No evidence‐based recommendations regarding the management of diabetic myonecrosis are available, although the findings of one retrospective analysis support conservative management with bed rest, leg elevation, and analgesics.[12] Physiotherapy may cause the condition to worsen,[13, 14] but routine daily activity, although often painful, is not harmful.[14] Some authors suggest a cautious use of antiplatelet or anti‐inflammatory medications.[12] We would also recommend achieving good glycemic control during the illness. Owing to the rarity of the disease, however, no studies have definitively shown that this hastens recovery or prevents recurrent diabetic myonecrosis.

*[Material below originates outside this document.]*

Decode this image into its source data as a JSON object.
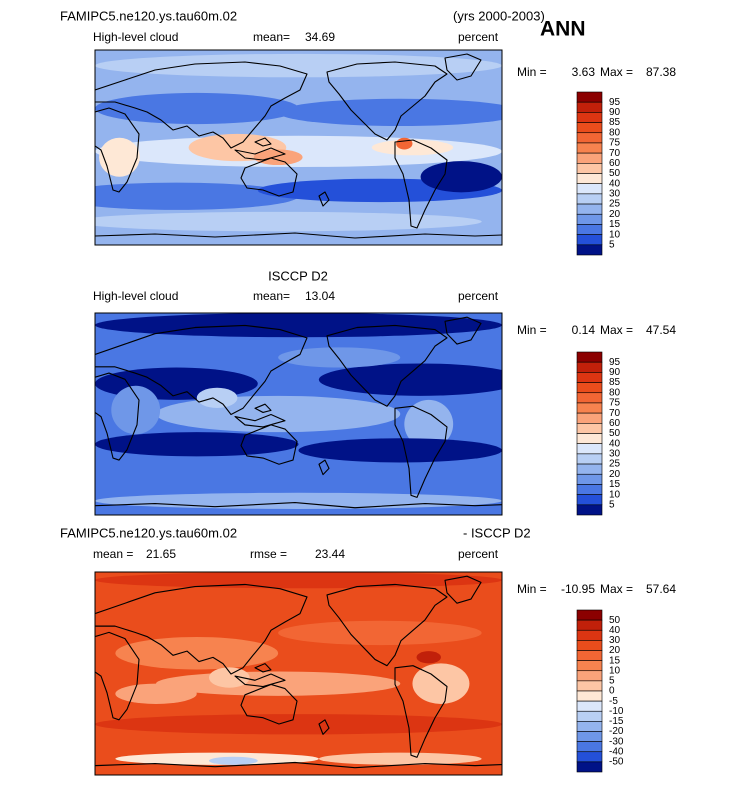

Surgery may prolong the recovery period; one study found that the recovery period of patients with diabetic myonecrosis who underwent surgery was longer than that of those who were treated conservatively (13 weeks vs 5.5 weeks).[12] Patients with diabetic myonecrosis have a good short‐term prognosis. Longer‐term, however, they have a poor prognosis; their recurrence rate is as high as 40%, and their 2‐year mortality rate is 10%, even after one episode of the disease. Death in these patients is mainly due to macrovascular events.[12]


  1. Diabetic myonecrosis is a rare complication of longstanding and poorly controlled diabetes. It usually presents with acute localized muscular pain in the lower extremities.
  2. Although a definitive diagnosis of diabetic myonecrosis is histopathologic, a clinical diagnosis can be made with reasonable certainty for patients with compatible MRI findings and no clinical or laboratory features suggesting infection.
  3. Conservative management with bed rest, analgesics, and antiplatelets is recommended. Surgery should be avoided, as it may prolong recovery.